In a nutshell, to estimate the amount of information required to predict the future of a stationary stochastic process using quantum computational mechanics.
How much memory is required to capture the dynamics of a process? What does it take to predict the futures of the process?
The primary motivation behind computational mechanics is to shed light on these questions through a statistical analysis of a process. The process can take the form of a sequence of observables at every time step, like the outcome of a coin flip each time the coin is flipped.

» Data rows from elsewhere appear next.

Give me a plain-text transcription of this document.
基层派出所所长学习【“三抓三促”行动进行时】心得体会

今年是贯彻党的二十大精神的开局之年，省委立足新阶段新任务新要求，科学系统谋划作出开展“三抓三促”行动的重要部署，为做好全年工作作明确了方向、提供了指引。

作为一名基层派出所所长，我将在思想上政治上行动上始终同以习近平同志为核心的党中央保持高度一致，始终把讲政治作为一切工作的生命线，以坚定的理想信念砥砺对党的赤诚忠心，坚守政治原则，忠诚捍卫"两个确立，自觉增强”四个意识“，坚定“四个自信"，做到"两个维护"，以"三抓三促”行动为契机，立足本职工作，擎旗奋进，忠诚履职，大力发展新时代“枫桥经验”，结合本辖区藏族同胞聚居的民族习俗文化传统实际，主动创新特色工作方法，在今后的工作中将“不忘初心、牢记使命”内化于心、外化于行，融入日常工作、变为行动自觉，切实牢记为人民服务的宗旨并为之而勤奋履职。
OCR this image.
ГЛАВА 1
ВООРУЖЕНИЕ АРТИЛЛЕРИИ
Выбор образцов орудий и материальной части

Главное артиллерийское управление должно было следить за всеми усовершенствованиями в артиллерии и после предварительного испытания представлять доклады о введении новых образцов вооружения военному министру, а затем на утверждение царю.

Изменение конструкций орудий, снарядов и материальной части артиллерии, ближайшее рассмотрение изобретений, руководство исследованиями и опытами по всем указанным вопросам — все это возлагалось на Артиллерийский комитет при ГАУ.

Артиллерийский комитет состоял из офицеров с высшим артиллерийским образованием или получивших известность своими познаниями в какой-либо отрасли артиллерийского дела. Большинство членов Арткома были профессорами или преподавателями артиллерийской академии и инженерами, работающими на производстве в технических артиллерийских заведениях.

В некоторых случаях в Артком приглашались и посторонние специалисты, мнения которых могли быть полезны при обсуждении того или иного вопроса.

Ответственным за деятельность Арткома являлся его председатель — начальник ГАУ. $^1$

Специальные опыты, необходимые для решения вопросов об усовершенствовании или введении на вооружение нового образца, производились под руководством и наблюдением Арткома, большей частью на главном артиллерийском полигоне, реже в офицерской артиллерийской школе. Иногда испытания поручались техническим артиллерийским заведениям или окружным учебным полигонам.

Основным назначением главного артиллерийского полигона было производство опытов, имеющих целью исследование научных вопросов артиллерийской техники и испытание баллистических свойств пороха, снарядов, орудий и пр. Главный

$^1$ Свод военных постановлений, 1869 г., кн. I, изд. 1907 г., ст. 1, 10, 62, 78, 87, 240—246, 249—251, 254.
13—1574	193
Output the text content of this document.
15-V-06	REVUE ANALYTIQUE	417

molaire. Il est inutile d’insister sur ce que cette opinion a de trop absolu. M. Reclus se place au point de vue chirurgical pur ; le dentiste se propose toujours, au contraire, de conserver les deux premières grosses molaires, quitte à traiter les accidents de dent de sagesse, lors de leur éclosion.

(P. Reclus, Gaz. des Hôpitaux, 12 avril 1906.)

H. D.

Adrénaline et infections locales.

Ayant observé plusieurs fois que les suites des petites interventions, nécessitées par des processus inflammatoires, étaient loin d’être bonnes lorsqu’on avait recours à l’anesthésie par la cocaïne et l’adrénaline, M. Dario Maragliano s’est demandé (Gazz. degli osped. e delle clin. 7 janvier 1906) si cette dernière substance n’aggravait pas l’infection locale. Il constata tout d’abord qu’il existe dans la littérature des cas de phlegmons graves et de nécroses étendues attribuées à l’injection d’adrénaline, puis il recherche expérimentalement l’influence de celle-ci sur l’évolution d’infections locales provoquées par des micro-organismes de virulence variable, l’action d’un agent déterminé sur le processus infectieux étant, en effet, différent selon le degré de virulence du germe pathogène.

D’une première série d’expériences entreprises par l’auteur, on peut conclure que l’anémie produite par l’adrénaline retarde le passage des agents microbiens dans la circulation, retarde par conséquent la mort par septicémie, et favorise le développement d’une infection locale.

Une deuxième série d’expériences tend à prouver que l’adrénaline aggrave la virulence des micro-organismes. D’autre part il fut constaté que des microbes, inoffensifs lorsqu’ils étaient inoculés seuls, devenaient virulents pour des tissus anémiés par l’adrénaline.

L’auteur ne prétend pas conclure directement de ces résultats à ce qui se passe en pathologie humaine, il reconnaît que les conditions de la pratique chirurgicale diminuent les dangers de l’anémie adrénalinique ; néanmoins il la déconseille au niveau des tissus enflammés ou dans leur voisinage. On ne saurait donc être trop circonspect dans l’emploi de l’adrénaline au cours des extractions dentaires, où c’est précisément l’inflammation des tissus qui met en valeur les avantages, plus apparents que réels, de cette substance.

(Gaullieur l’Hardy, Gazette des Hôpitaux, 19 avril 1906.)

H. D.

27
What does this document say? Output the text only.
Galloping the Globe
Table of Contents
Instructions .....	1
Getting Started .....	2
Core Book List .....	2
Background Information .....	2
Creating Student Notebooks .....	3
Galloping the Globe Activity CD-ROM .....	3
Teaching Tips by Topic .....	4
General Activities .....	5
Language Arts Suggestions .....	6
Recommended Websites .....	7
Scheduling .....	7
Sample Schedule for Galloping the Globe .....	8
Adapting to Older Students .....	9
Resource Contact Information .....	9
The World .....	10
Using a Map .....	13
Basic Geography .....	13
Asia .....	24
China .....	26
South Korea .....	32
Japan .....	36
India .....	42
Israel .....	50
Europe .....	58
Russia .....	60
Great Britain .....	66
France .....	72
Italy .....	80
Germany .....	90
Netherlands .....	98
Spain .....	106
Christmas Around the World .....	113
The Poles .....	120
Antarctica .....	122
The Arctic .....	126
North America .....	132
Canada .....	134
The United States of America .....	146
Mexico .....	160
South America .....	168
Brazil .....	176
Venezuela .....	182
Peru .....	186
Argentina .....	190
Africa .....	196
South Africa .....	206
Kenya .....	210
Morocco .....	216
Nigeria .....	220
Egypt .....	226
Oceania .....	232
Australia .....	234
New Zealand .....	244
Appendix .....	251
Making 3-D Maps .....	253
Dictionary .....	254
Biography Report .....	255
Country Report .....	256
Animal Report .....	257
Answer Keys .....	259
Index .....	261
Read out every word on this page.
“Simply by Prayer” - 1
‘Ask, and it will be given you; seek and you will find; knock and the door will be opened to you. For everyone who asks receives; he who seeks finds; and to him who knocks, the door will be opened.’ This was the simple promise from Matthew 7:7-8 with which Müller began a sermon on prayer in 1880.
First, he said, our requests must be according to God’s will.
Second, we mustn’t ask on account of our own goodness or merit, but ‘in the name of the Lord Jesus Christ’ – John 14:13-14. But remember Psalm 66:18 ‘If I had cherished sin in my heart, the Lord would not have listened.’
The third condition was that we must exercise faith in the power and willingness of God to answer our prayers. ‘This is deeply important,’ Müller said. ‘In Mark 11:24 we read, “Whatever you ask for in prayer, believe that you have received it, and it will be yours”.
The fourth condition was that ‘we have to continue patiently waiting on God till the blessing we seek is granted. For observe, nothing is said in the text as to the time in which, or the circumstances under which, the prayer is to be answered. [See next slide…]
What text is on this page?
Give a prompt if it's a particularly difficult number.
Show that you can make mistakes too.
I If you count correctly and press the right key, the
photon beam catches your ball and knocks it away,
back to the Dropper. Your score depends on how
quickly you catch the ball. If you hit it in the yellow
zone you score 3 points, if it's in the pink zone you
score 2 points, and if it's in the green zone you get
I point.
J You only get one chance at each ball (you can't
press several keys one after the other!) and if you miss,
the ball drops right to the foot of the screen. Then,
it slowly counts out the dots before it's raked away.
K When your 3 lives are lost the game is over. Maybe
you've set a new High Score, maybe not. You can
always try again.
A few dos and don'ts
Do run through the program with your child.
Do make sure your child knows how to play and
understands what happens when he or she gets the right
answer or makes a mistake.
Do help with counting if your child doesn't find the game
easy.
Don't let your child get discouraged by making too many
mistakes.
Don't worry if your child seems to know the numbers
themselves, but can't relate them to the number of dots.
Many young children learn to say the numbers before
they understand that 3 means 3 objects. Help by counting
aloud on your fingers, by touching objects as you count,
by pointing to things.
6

Each time step of the process has a certain past and future. One might use brute force to remember every single past and its future permutation in an attempt to predict the future. Instead of remembering every single past and its future, computational mechanics applies the equivalence relation to "merge" pasts together as long as they the futures of different pasts have the same probabilities of occurrence [1-3].
The entire dynamics of the process can then be captured in these "merged pasts", which are termed as causal states. Each causal state undergoes probabilistic transitions to the next causal state while outputting an observable. These causal states and probabilistic outputs gives rise to an edge-emitting hidden Markov model known as the epsilon machine. Allowing the epsilon machine to run and collecting the observables then reconstructs a statistically faithful process. The amount of memory required to capture the process' dynamics is given by the Shannon entropy of the stationary distribution of the causal states. This amount of memory is known as the (classical) statistical complexity.
Application of quantum mechanics to the epsilon machine allows taking advantage of the superposition principle and non-orthogonality to have a reduction of the statistical complexity [4,5], i.e. less memory is required to capture a process' dynamics and to predict the future. This is done through quantising each causal state, then computing the von Neumann entropy of the set of quantum causal states.
It was shown in Ref. [6] that it is possible to bypass the need to construct the causal states to statistically estimate the quantum statistical complexity (which we called quantum statistical memory in [6]). The code Cq_generate_concatenated was used for the results in Ref. [6].
Cq_generate_concatenated was primarily written in MATLAB but has been translated to Python3 though it may not be optimised (yet).
The following article shall be cited should this code be used: https://doi.org/10.1103/PhysRevA.101.032327.
References: [1] J. P. Crutchfield and K. Young, Physical Review Letters 63, 105 (1989). [2] C. R. Shalizi, PhD Thesis (2001). [3] J. P. Crutchfield, Nature Physics 8, 17 (2011). [4] M. Gu, K. Wiesner, E. Rieper, and V. Vedral, Nature Communications 3, 762 (2012). [5] R. Tan, D. R. Terno, J. Thompson, V. Vedral, and M. Gu, European Physical Journal Plus 129:191 (2014), 10.1140/epjp/i2014-14191-2. [6] M. Ho, M. Gu, and Thomas J. Elliott, Physical Review A 101, 032327 (2020).